Yönetmeliğin “İdarenin rücu hakkı” başlıklı 11 inci maddesinde;

“Memurların görevlerini, kasıt, ihmal veya tedbirsizlik sonucu gereken dikkat ve itina ile yapmamaları sebebiyle zarara uğrayan kişilerin zararları, başvurdukları mahkeme veya makamlarca verilen kararlar uyarınca ilgili kurumlarca karşılanır.

Kurumların genel hükümlere göre sorumlu memurlara rücu hakları saklıdır.” hükmüne yer verilmek suretiyle 657 sayılı Kanunda belirtilen rücu hakkı, alt normda da yinelenmiştir.

Öte yandan Yönetmeliğin “Amirlerin sorumlulukları” başlıklı 9 uncu maddesinde;

“(…) b) Memurlarca verilen zararların miktarının tesbiti ve ilgililerden bu yönetmelik veya genel hükümlere göre tahsili konusunda yapılacak işlemlerin zamanında ve eksiksiz yürütülmesinden, zararı veren memurların görevli bulundukları kurum ve kuruluşların o mahaldeki amirleri müteselsilen sorumludurlar.” hükmüne yer verilmiştir.

“Zararların takibi ve yapılacak diğer işlemler” başlıklı 10 uncu maddesinde ise;

“Zararı veren memurun amirleri, zararın vuku bulduğu tarihi izleyen 3 gün içinde zararın konusu ile memurun sorumluluğunu belirten tüm bilgi ve belgeleri, o kurum ve kuruluşun en üst yöneticisine iletirler. En üst yöneticiler bilgi ve belgelerin kendilerine intikal ettiği tarihi izleyen 10 gün içinde bu yönetmeliğin 7 nci maddesinde belirtilen usul ve esaslar uyarınca zarar miktarını tesbit ettirirler. (…)” hükmü yer almaktadır.

Anılan Yönetmeliğin “Zararın ve miktarın tespiti” başlıklı 7 nci maddesinde; memurların hizmet kusurlarından doğan zararların miktarının, kurumların üst yöneticilerinin belirleyeceği memurun ilk amirinin de bulunduğu 3 kişilik bir heyet tarafından tespit edileceği; “Zararların ödettirilme şekli” başlıklı 8 inci maddesinde ise söz konusu zararların, işin icabına ve genel hükümlere göre sorumlularından sulh yolu ile veya hükmen tahsil edileceği belirtilmiştir.

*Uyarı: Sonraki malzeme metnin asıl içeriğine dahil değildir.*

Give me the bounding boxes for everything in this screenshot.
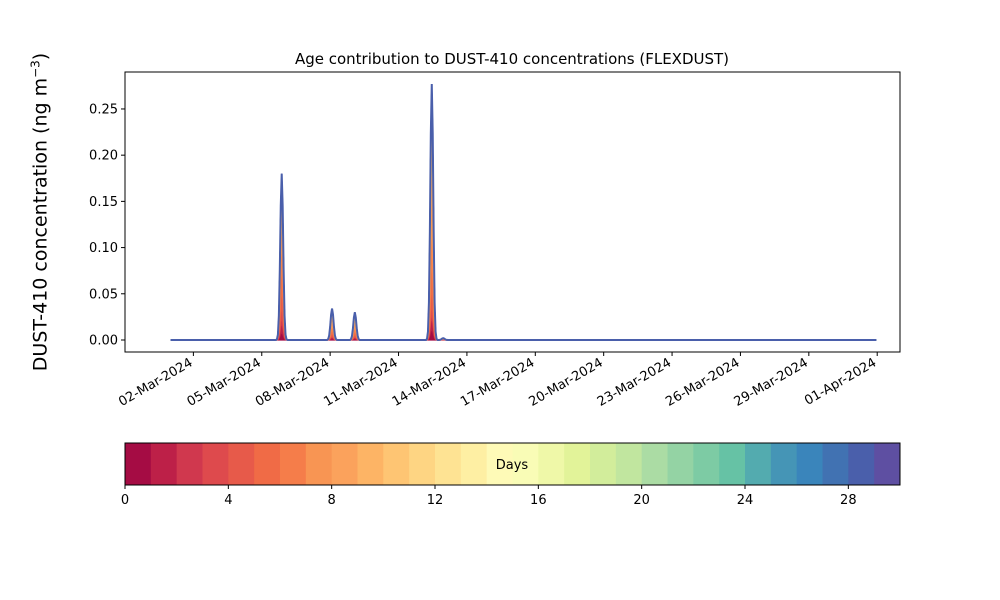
age-layer-6 — [170, 225, 877, 341]
colorbar-segment — [770, 443, 798, 485]
age-layer-17 — [170, 88, 877, 341]
colorbar-segment — [254, 443, 281, 485]
colorbar-segment — [693, 443, 720, 485]
plot-area — [170, 83, 877, 341]
x-tick-label: 05-Mar-2024 — [185, 355, 264, 409]
age-layer-27 — [170, 84, 877, 341]
y-axis-label-superscript: −3 — [28, 60, 43, 78]
axes-frame — [124, 71, 901, 353]
y-tick-label: 0.10 — [89, 241, 118, 256]
x-tick-label: 17-Mar-2024 — [458, 355, 537, 409]
age-layer-15 — [170, 89, 877, 341]
colorbar-segment — [719, 443, 746, 485]
y-axis-label-suffix: ) — [29, 52, 52, 61]
age-layer-1 — [170, 317, 877, 341]
y-tick-label: 0.00 — [89, 333, 118, 348]
age-layer-23 — [170, 86, 877, 341]
y-axis-label: DUST-410 concentration (ng m−3) — [28, 53, 51, 371]
age-layer-16 — [170, 89, 877, 341]
age-layer-21 — [170, 87, 877, 341]
x-tick-label: 20-Mar-2024 — [527, 355, 606, 409]
age-layer-19 — [170, 87, 877, 341]
age-layer-10 — [170, 104, 877, 341]
chart-title: Age contribution to DUST-410 concentrati… — [295, 50, 729, 68]
colorbar-tick-label: 8 — [328, 493, 336, 508]
colorbar-segment — [848, 443, 875, 485]
colorbar-segment — [745, 443, 772, 485]
colorbar-segment — [280, 443, 307, 485]
colorbar-segment — [822, 443, 849, 485]
colorbar-segment — [615, 443, 643, 485]
x-tick-label: 23-Mar-2024 — [595, 355, 674, 409]
age-layer-22 — [170, 86, 877, 341]
y-tick-label: 0.15 — [89, 195, 118, 210]
y-tick-label: 0.05 — [89, 287, 118, 302]
y-tick-label: 0.20 — [89, 149, 118, 164]
colorbar-segment — [435, 443, 462, 485]
colorbar-label: Days — [496, 458, 529, 473]
colorbar-segment — [667, 443, 694, 485]
y-axis-label-text: DUST-410 concentration (ng m — [29, 77, 52, 372]
age-layer-7 — [170, 185, 877, 341]
age-layer-5 — [170, 261, 877, 341]
colorbar-frame — [124, 442, 901, 486]
colorbar-tick-label: 12 — [427, 493, 444, 508]
colorbar-segment — [460, 443, 488, 485]
age-layer-9 — [170, 121, 877, 341]
colorbar-segment — [125, 443, 152, 485]
total-line — [170, 83, 877, 341]
age-layer-8 — [170, 148, 877, 341]
age-layer-13 — [170, 90, 877, 341]
x-tick-label: 11-Mar-2024 — [321, 355, 400, 409]
colorbar-segment — [641, 443, 668, 485]
x-tick-label: 01-Apr-2024 — [802, 355, 879, 408]
age-layer-26 — [170, 85, 877, 341]
colorbar-segment — [874, 443, 901, 485]
age-layer-14 — [170, 90, 877, 341]
colorbar-segment — [486, 443, 513, 485]
age-layer-24 — [170, 85, 877, 341]
colorbar-segment — [409, 443, 436, 485]
colorbar-segment — [564, 443, 591, 485]
colorbar-segment — [228, 443, 255, 485]
age-layer-12 — [170, 92, 877, 341]
colorbar-segment — [796, 443, 823, 485]
colorbar-segment — [331, 443, 358, 485]
x-tick-label: 29-Mar-2024 — [732, 355, 811, 409]
colorbar-tick-label: 20 — [633, 493, 650, 508]
age-layer-25 — [170, 85, 877, 341]
colorbar-segment — [538, 443, 565, 485]
age-layer-11 — [170, 96, 877, 341]
x-axis: 02-Mar-202405-Mar-202408-Mar-202411-Mar-… — [116, 352, 879, 410]
colorbar-tick-label: 16 — [530, 493, 547, 508]
colorbar-segment — [512, 443, 539, 485]
colorbar-tick-label: 4 — [224, 493, 232, 508]
colorbar-segment — [176, 443, 203, 485]
colorbar-tick-label: 0 — [121, 493, 129, 508]
x-tick-label: 14-Mar-2024 — [390, 355, 469, 409]
colorbar-segment — [202, 443, 229, 485]
x-tick-label: 26-Mar-2024 — [663, 355, 742, 409]
colorbar-tick-label: 24 — [737, 493, 754, 508]
colorbar-segment — [150, 443, 178, 485]
age-layer-3 — [170, 305, 877, 341]
colorbar: 0 4 8 12 16 20 24 28 — [121, 442, 901, 508]
x-tick-label: 08-Mar-2024 — [253, 355, 332, 409]
colorbar-segment — [357, 443, 384, 485]
colorbar-segment — [305, 443, 333, 485]
x-tick-label: 02-Mar-2024 — [116, 355, 195, 409]
colorbar-tick-label: 28 — [840, 493, 857, 508]
age-layer-29 — [170, 83, 877, 341]
colorbar-segment — [590, 443, 617, 485]
age-layer-4 — [170, 288, 877, 341]
age-layer-20 — [170, 87, 877, 341]
age-layer-2 — [170, 313, 877, 341]
age-layer-28 — [170, 84, 877, 341]
y-axis: 0.00 0.05 0.10 0.15 0.20 0.25 — [89, 102, 125, 348]
age-layer-18 — [170, 88, 877, 341]
colorbar-segment — [383, 443, 410, 485]
y-tick-label: 0.25 — [89, 102, 118, 117]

Ek olarak Kamu Zararlarının Tahsiline İlişkin Usul ve Esaslar Hakkında Yönetmeliğin “Kamu zararlarının belirlenmesi” başlıklı 6 ncı maddesinde

“Kamu zararının belirlenmesinde; (…)

g) Kamu idaresinin yükümlülüklerinin mevzuatına uygun bir şekilde yerine getirilmemesi nedeniyle kamu idaresine faiz, tazminat, gecikme zammı, para cezası gibi ek malî külfet getirilmesi,(…) esas alınır.” denilmektedir.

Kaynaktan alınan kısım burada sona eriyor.